1
votes

Context

I'm fairly new to the Google Cloud Platform and I'm trying out Google Dataflow. I read a CSV file and simulate streaming data. CSV row publishes into topic (PubSub) and Dataflow reads it and inserts the data into a BigQuery table.

Problem

When my file contains types STRING, FLOAT, INTEGER my process finished successfully and data is loaded to BigQuery. But if I add to my process one of those types: DATETIME, TIME, DATE it always fails. There are many code examples but I didn't find code example that show how to handle it.

Data Examples

2017-01-23 - load it into DATE type

14:10:12 - load it into TIME type

I hope you guys can help me with this ...

1
Please provide more details about your code and a complete printout of the failure. Merely knowing that the pipeline fails is insufficient to help you with debugging.jkff
We use timestamp as date format in BQ. While adding data to BQ from dataflow we are putting date as String with specific timestamp format yyyy-MM-dd hh:MM:ss.SSS. This is working perfectly for us in all pipes we build.
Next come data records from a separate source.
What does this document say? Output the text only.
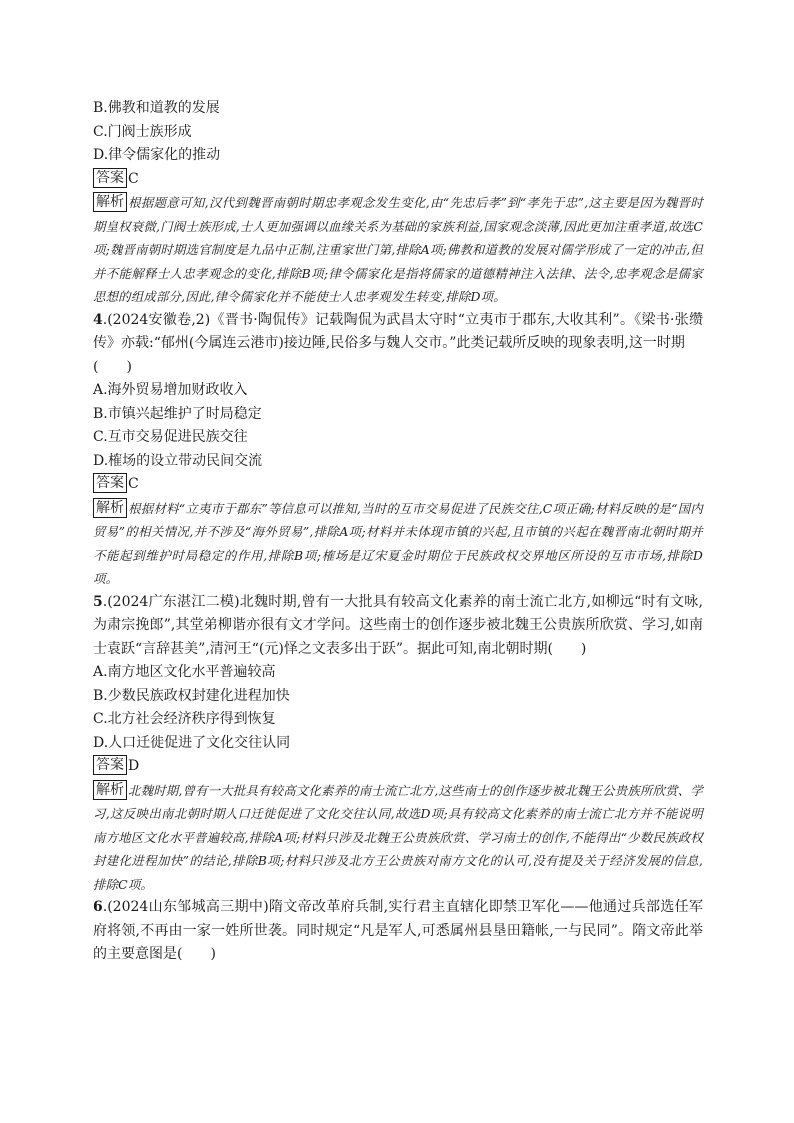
B.佛教和道教的发展

C.门阀士族形成

D.律令儒家化的推动

答案 C

解析 根据题意可知,汉代到魏晋南朝时期忠孝观念发生变化,由“先忠后孝”到“孝先于忠”,这主要是因为魏晋时期皇权衰微,门阀士族形成,士人更加强调以血缘关系为基础的家族利益,国家观念淡薄,因此更加注重孝道,故选C项;魏晋南朝时期选官制度是九品中正制,注重家世门第,排除A项;佛教和道教的发展对儒学形成了一定的冲击,但并不能解释士人忠孝观念的变化,排除B项;律令儒家化是指将儒家的道德精神注入法律、法令,忠孝观念是儒家思想的组成部分,因此,律令儒家化并不能使士人忠孝观发生转变,排除D项。

4.(2024安徽卷,2)《晋书·陶侃传》记载陶侃为武昌太守时“立夷市于郡东,大收其利”。《梁书·张缵传》亦载:“郁州(今属连云港市)接边陲,民俗多与魏人交市。”此类记载所反映的现象表明,这一时期

(　　)

A.海外贸易增加财政收入

B.市镇兴起维护了时局稳定

C.互市交易促进民族交往

D.榷场的设立带动民间交流

答案 C

解析 根据材料“立夷市于郡东”等信息可以推知,当时的互市交易促进了民族交往,C项正确;材料反映的是“国内贸易”的相关情况,并不涉及“海外贸易”,排除A项;材料并未体现市镇的兴起,且市镇的兴起在魏晋南北朝时期并不能起到维护时局稳定的作用,排除B项;榷场是辽宋夏金时期位于民族政权交界地区所设的互市市场,排除D项。

5.(2024广东湛江二模)北魏时期,曾有一大批具有较高文化素养的南士流亡北方,如柳远“时有文咏,为肃宗挽郎”,其堂弟柳谐亦很有文才学问。这些南士的创作逐步被北魏王公贵族所欣赏、学习,如南士袁跃“言辞甚美”,清河王“(元)怿之文表多出于跃”。据此可知,南北朝时期(　　)

A.南方地区文化水平普遍较高

B.少数民族政权封建化进程加快

C.北方社会经济秩序得到恢复

D.人口迁徙促进了文化交往认同

答案 D

解析 北魏时期,曾有一大批具有较高文化素养的南士流亡北方,这些南士的创作逐步被北魏王公贵族所欣赏、学习,这反映出南北朝时期人口迁徙促进了文化交往认同,故选D项;具有较高文化素养的南士流亡北方并不能说明南方地区文化水平普遍较高,排除A项;材料只涉及北魏王公贵族欣赏、学习南士的创作,不能得出“少数民族政权封建化进程加快”的结论,排除B项;材料只涉及北方王公贵族对南方文化的认可,没有提及关于经济发展的信息,排除C项。

6.(2024山东邹城高三期中)隋文帝改革府兵制,实行君主直辖化即禁卫军化——他通过兵部选任军府将领,不再由一家一姓所世袭。同时规定“凡是军人,可悉属州县垦田籍帐,一与民同”。隋文帝此举的主要意图是(　　)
Hope this will helpJack
So, did you found which POJO to send to BigQuery for Date and DateTime formats ?vdolez

1 Answers

1
votes

I tried few things:

//1
SimpleDateFormat sdf = new SimpleDateFormat("yyyy-MM-dd");
  String dateInString = info.getEventDate();
  Date date = sdf.parse(dateInString);

row.set("EventDate", date);


//2
row.set("EventDate", new DateTime("2017-01-23")); 


//3
public String getEventDate() {
return get(Field.EventDate);  }
...
...
...
row.set("EventDate", info.getEventDate());


//4
private static DateTimeFormatter dmt = DateTimeFormat.forPattern("yyyy-MM-dd");
....
....
....
DateTime ds = dmt.parseDateTime(info.getEventDate());